Monday, August 11, 2014

Summer Project: Proofing Antique Donohue Blocks from the Feller Family Collections

Carl Mario Nudi, at the Vandercook 4 in the background, has already completed more than two hundred proofs.

One of the most interesting projects this summer has been the proofing of our complete holdings of antique blocks from the M. A. Donohue & Company of Chicago.  The blocks are just one component of the Les Feller Family Collections now at the Tampa Book Arts Studio. Letterpress Coordinator Carl Mario Nudi is leading the effort, with help from Joshua Steward, Caitlin Carty, and others. The project involves unwrapping each block, cleaning away at least the first layers of accumulated ink, dust, and dirt with the help of brushes, toothbrushes, and a variety of solvents, and pulling a proof.
One cover block after cleaning, ready to be inked and proofed.


Carl Mario Nudi pulls a proof from the block.
When the project is finished, the studio will have two complete notebooks of proofs that will serve as a catalog of all the blocks in the Feller Family Collections. Donor Lee Harrer and others are already busy locating actual books to match the plates, and this week Carl found a copy of The Natural History ABC.  His copy of the complete book arrived just after he had finished proofing that set of blocks. But, as is often the case with Donohue Company books, the interior and exterior blocks are not always paired consistently from printing to printing. The inside blocks in the case of Natural History are completely different in this physical copy from the blocks held in our collection. This appears to be a standard practice of the company, which supplied young children with interesting and inexpensive books. Donohue & Co. evidently reprinted quickly to replenish stocks, and they appear to have been happy to swap around the texts, as long as they made sense. The outside covers are identical, and both our blocks and the printed book are identified as Series No. 120.
The printed cover, together with our first proof of the black block, which still needs makeready.
Most of the interior blocks in our collection include the signature of the illustrator, Constance White; however, the interior pages in the printed copy are by multiple illustrators—W. A. Cranston, Stanley Berkeley, and Harrison Weir—and they show a range of dates from 1873-1890.  Neither the printed copy nor the set of blocks is dated, though our blocks appear to have been made sometime between 1900 and 1920.

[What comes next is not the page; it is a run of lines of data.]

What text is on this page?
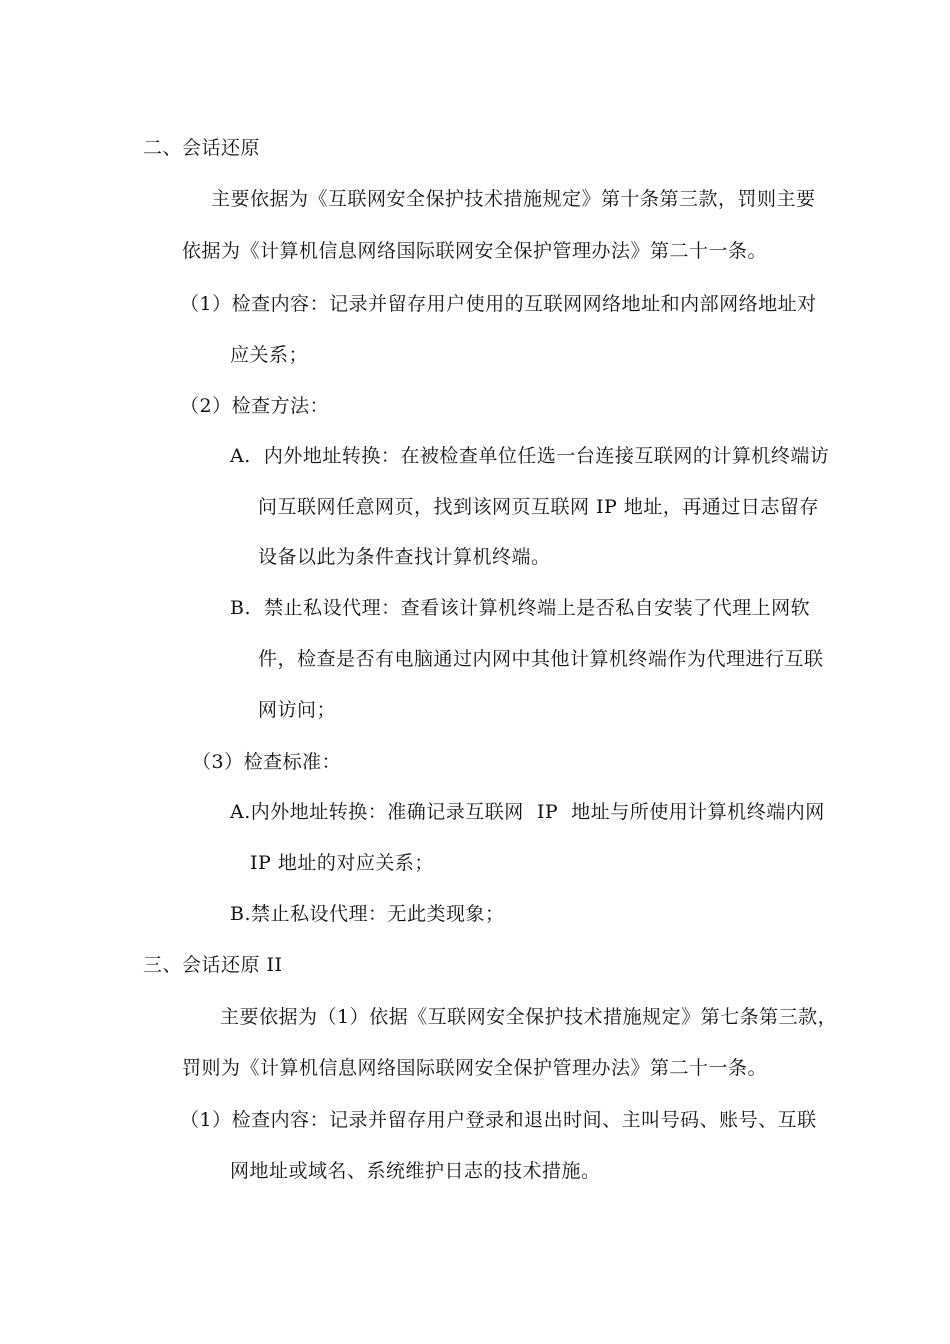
二、会话还原
主要依据为《互联网安全保护技术措施规定》第十条第三款，罚则主要
依据为《计算机信息网络国际联网安全保护管理办法》第二十一条。
（1）检查内容：记录并留存用户使用的互联网网络地址和内部网络地址对
应关系；
（2）检查方法：
A.  内外地址转换：在被检查单位任选一台连接互联网的计算机终端访
问互联网任意网页，找到该网页互联网 IP 地址，再通过日志留存
设备以此为条件查找计算机终端。
B.  禁止私设代理：查看该计算机终端上是否私自安装了代理上网软
件，检查是否有电脑通过内网中其他计算机终端作为代理进行互联
网访问；
（3）检查标准：
A.内外地址转换：准确记录互联网  IP  地址与所使用计算机终端内网
IP 地址的对应关系；
B.禁止私设代理：无此类现象；
三、会话还原 II
主要依据为（1）依据《互联网安全保护技术措施规定》第七条第三款，
罚则为《计算机信息网络国际联网安全保护管理办法》第二十一条。
（1）检查内容：记录并留存用户登录和退出时间、主叫号码、账号、互联
网地址或域名、系统维护日志的技术措施。
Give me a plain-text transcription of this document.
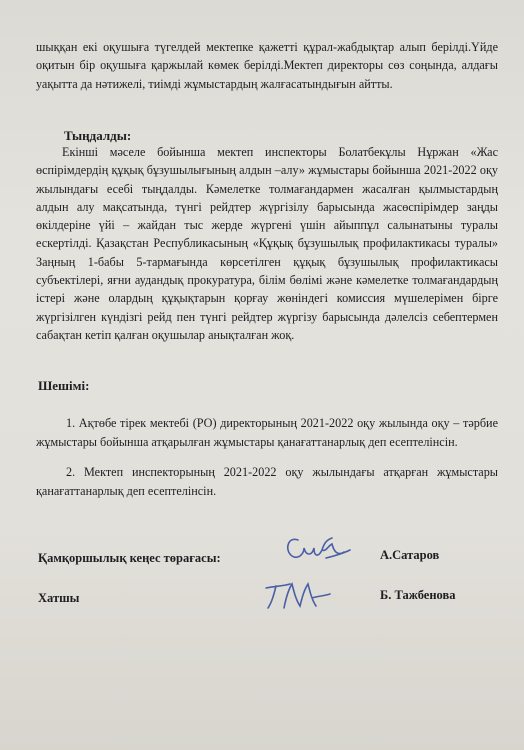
шыққан екі оқушыға түгелдей мектепке қажетті құрал-жабдықтар алып берілді.Үйде оқитын бір оқушыға қаржылай көмек берілді.Мектеп директоры сөз соңында, алдағы уақытта да нәтижелі, тиімді жұмыстардың жалғасатындығын айтты.

Тыңдалды:

Екінші мәселе бойынша мектеп инспекторы Болатбекұлы Нұржан «Жас өспірімдердің құқық бұзушылығының алдын –алу» жұмыстары бойынша 2021-2022 оқу жылындағы есебі тыңдалды. Кәмелетке толмағандармен жасалған қылмыстардың алдын алу мақсатында, түнгі рейдтер жүргізілу барысында жасөспірімдер заңды өкілдеріне үйі – жайдан тыс жерде жүргені үшін айыппұл салынатыны туралы ескертілді. Қазақстан Республикасының «Құқық бұзушылық профилактикасы туралы» Заңның 1-бабы 5-тармағында көрсетілген құқық бұзушылық профилактикасы субъектілері, яғни аудандық прокуратура, білім бөлімі және кәмелетке толмағандардың істері және олардың құқықтарын қорғау жөніндегі комиссия мүшелерімен бірге жүргізілген күндізгі рейд пен түнгі рейдтер жүргізу барысында дәлелсіз себептермен сабақтан кетіп қалған оқушылар анықталған жоқ.

Шешімі:

1. Ақтөбе тірек мектебі (РО) директорының 2021-2022 оқу жылында оқу – тәрбие жұмыстары бойынша атқарылған жұмыстары қанағаттанарлық деп есептелінсін.

2. Мектеп инспекторының 2021-2022 оқу жылындағы атқарған жұмыстары қанағаттанарлық деп есептелінсін.

Қамқоршылық кеңес төрағасы:	А.Сатаров

Хатшы	Б. Тажбенова
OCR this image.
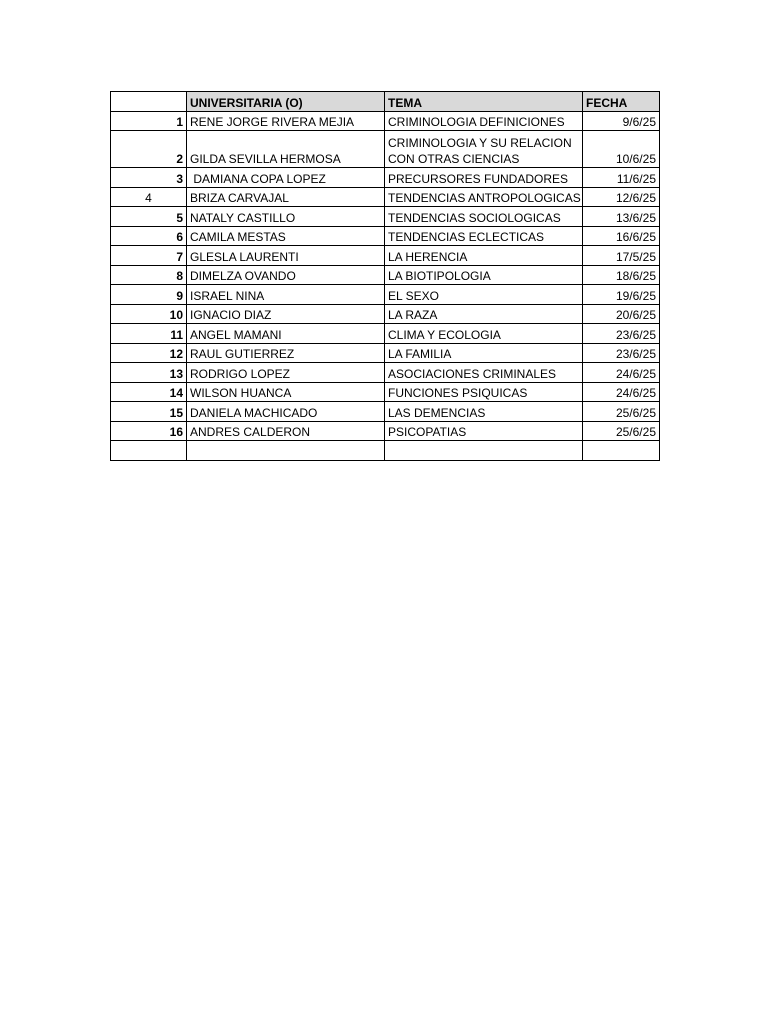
	UNIVERSITARIA (O)	TEMA	FECHA
1	RENE JORGE RIVERA MEJIA	CRIMINOLOGIA DEFINICIONES	9/6/25
2	GILDA SEVILLA HERMOSA	CRIMINOLOGIA Y SU RELACION CON OTRAS CIENCIAS	10/6/25
3	DAMIANA COPA LOPEZ	PRECURSORES FUNDADORES	11/6/25
4	BRIZA CARVAJAL	TENDENCIAS ANTROPOLOGICAS	12/6/25
5	NATALY CASTILLO	TENDENCIAS SOCIOLOGICAS	13/6/25
6	CAMILA MESTAS	TENDENCIAS ECLECTICAS	16/6/25
7	GLESLA LAURENTI	LA HERENCIA	17/5/25
8	DIMELZA OVANDO	LA BIOTIPOLOGIA	18/6/25
9	ISRAEL NINA	EL SEXO	19/6/25
10	IGNACIO DIAZ	LA RAZA	20/6/25
11	ANGEL MAMANI	CLIMA Y ECOLOGIA	23/6/25
12	RAUL GUTIERREZ	LA FAMILIA	23/6/25
13	RODRIGO LOPEZ	ASOCIACIONES CRIMINALES	24/6/25
14	WILSON HUANCA	FUNCIONES PSIQUICAS	24/6/25
15	DANIELA MACHICADO	LAS DEMENCIAS	25/6/25
16	ANDRES CALDERON	PSICOPATIAS	25/6/25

With summer nearly over, there is still a great deal of proofing to be done to complete the project, but each printing session brings fresh discoveries and delightful surprises.  We are looking forward to knowing much more about the full archive—which includes well over four hundred blocks—and about the Donohue Company by summer's end.

Joshua Steward proofs another sheet on the Vandercook 4.



Friday, August 1, 2014

TBAS Library Highlights: Rare Book from American Printer Isaiah Thomas



A battered, heavily worn leather binding from the nineteenth century conceals one of the gems of the Tampa Book Arts Studio Library Collections: the Columbian Dictionary of the English Language published in 1800 by the great American printer and patriot Isaiah Thomas in partnership with his friend and fellow publisher Ebenezer T. Andrews.

Our copy is a gift from our collections chief, J. B. Dobkin, and is one of only nine surviving copies that we have been able to locate in libraries throughout the world. Dobkin describes it as "extremely rare."   Our copy is inscribed with the name of John Lesslie, who lived with his wife, Polly Hyde, in Plymouth, Vermont.

The book was compiled by Yale-educated Massachusetts teacher Caleb Alexander and includes “many new words peculiar to the United States, and many words of general use not found in any other English Dictionary.”  The elaborate title page also states that “the whole is calculated to assist foreigners in acquiring a just pronunciation of the English language, and to be used as a school book by any who wish to study the language grammatically.”

Isaiah Thomas was born in Boston in 1749 and in his youth was apprenticed to a printer.  He is widely known for his publication of the famous eighteenth-century newspaper named the Massachusetts Spy, which he established just about the time he turned twenty-one. In it he championed American Patriot politics from 1770 to 1776 and the outbreak of the Revolutionary War.  Thomas also printed and published the New England Almanac (1775-1803), published many other important books, established a paper mill, and wrote and published the first comprehensive printing history in the U.S.,  The History of Printing in America (1808).